Hindu-Tempels, Reisfelder und eine fantastische Küche prägen den südlichen Bundesstaat Tamil Nadu. Dazu kommen all die kuriosen, wunderbaren, überbordenden Alltagssituationen wie man sie nur in Indien erleben kann. Nach fünf Indien-Reisen kann ich nun endlich einen Satz auf Hindi: Muje chai pasanda he. „Ich mag gern Tee“. Dieser lässt sich praktisch auf alle kulinarischen Genüsse abwandeln. Statt chai, sagt ich Masala Dosa, Chapati oder Paneer Butter Masala. Allerdings bringt der Satz nicht so viel. Hindi ist zwar (neben Englisch) Amtssprache, aber in Indien gibt es über 120 verschiedene Sprachen, die Dialekte nicht dazugezählt. Im Tamil Nadu sprechen die meisten Menschen Tamil und Hindi ist eher verpönt.
Unsere Reise durch den Bundesstaat führte uns von Madurai hoch an die Küste nach Chennai. Wir verweilten länger in der Region Chettinad, in der die Menschen um 1900 zu grossem Reichtum kamen und Paläste bauten, die aber heute am Zerfallen sind. Wir besuchten Hindu-Tempel mit reich und bunt verzierten Türmen (in Trichy, Madurai, Tanjavure). Radelten durch ländlich Dörfer und Reisfelder. Spazierten über rötliche Felslandschaften und machten Urlaub vom Trubel in der ehemals französischen Kolonie Puducherry. Im folgenden eine Sammlung von wiederkehrende Charakteren, Gegenständen und Situationen, die Indien ausmachen – illustriert mit colorierten Zeichnungen aus dem Reisejournal.

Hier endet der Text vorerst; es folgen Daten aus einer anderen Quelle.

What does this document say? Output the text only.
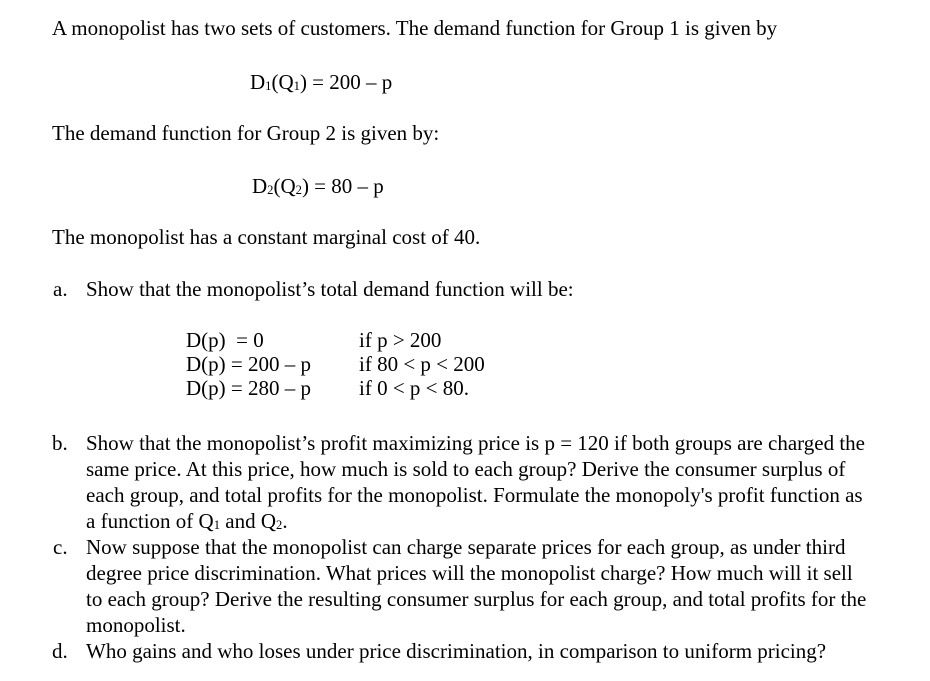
A monopolist has two sets of customers. The demand function for Group 1 is given by
$D_1(Q_1) = 200 - p$
The demand function for Group 2 is given by:
$D_2(Q_2) = 80 - p$
The monopolist has a constant marginal cost of 40.
a. Show that the monopolist’s total demand function will be:
D(p)  = 0	if p > 200
D(p) = 200 – p if 80 < p < 200
D(p) = 280 – p if 0 < p < 80.
b. Show that the monopolist’s profit maximizing price is p = 120 if both groups are charged the
same price. At this price, how much is sold to each group? Derive the consumer surplus of
each group, and total profits for the monopolist. Formulate the monopoly's profit function as
a function of $Q_1$ and $Q_2$.
c. Now suppose that the monopolist can charge separate prices for each group, as under third
degree price discrimination. What prices will the monopolist charge? How much will it sell
to each group? Derive the resulting consumer surplus for each group, and total profits for the
monopolist.
d. Who gains and who loses under price discrimination, in comparison to uniform pricing?
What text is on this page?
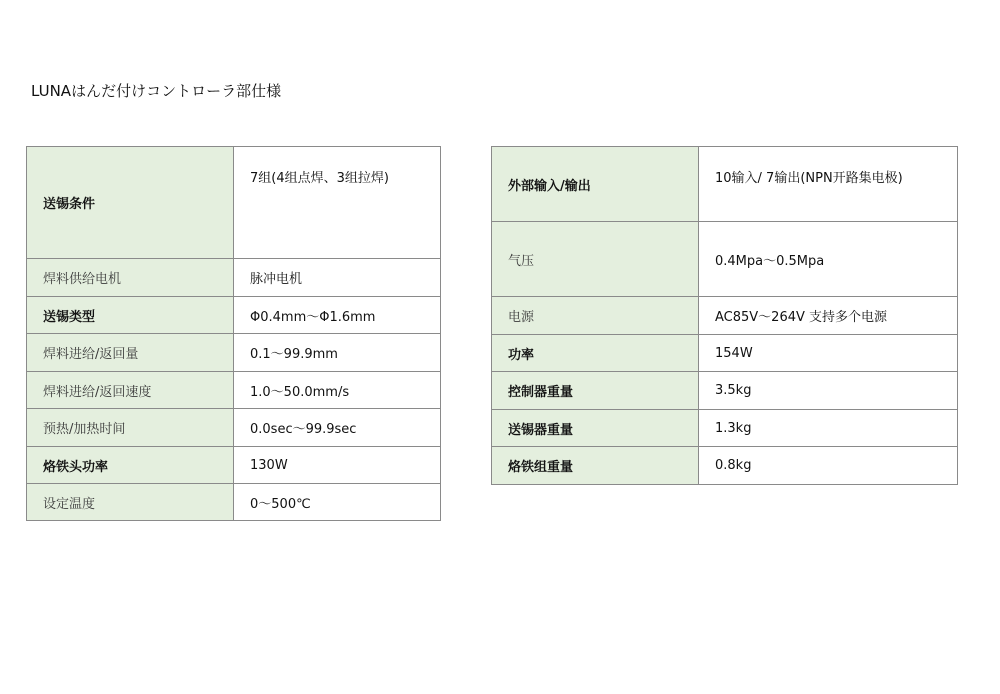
LUNAはんだ付けコントローラ部仕様
送锡条件	7组(4组点焊、3组拉焊)
焊料供给电机	脉冲电机
送锡类型	Φ0.4mm～Φ1.6mm
焊料进给/返回量	0.1～99.9mm
焊料进给/返回速度	1.0～50.0mm/s
预热/加热时间	0.0sec～99.9sec
烙铁头功率	130W
设定温度	0～500℃
外部输入/输出	10输入/ 7输出(NPN开路集电极)
气压	0.4Mpa～0.5Mpa
电源	AC85V～264V 支持多个电源
功率	154W
控制器重量	3.5kg
送锡器重量	1.3kg
烙铁组重量	0.8kg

Der Chaiwalla: „Er macht Tee“, wäre die kürzestes aber auch die armseligste Umschreibung dieses Manns. Jedes Glas Chai ist eine Performance. Der Schwarztee (manchmal mit Kardamom, Zimt oder andere Gewürzen aromatisiert, ein Chai masala) zieht ausgiebig und wird mit heissem Wasser verdünnt. Dazu kommt siedend heisse Milch, viel, viel Zucker (für uns jeweils „Please, only little sugar“ was für den Mann jeweils einen Teelöffel bedeutet). Und nun startet der grosse Moment des Chaiwalla: Um den Chai auf eine trinkfreundliche Temperatur zu bringen, giesst er ihn schwungvoll und mit grossem Höhenunterschied zwischen zwei Tassen hin und her. „Unser“ Chaiwalla gegenüber des Hotels Saratha Vilas zelebrierte diese Show jeweils besonders achtsam. Und wir startete danach im Zucker und Koffein-Flash unsere nachmittägliche Radtour durch die Reisfelder. Ein Chai kostet übrigens meist 8 Rupies (10 Rappen), die 2 Rupie-Münze Rückgeld investiert man am besten in ein Butterkeks aus einem der grossen Gläser, die es an jedem Chai-Stand gibt. Die schmecken richtig gut!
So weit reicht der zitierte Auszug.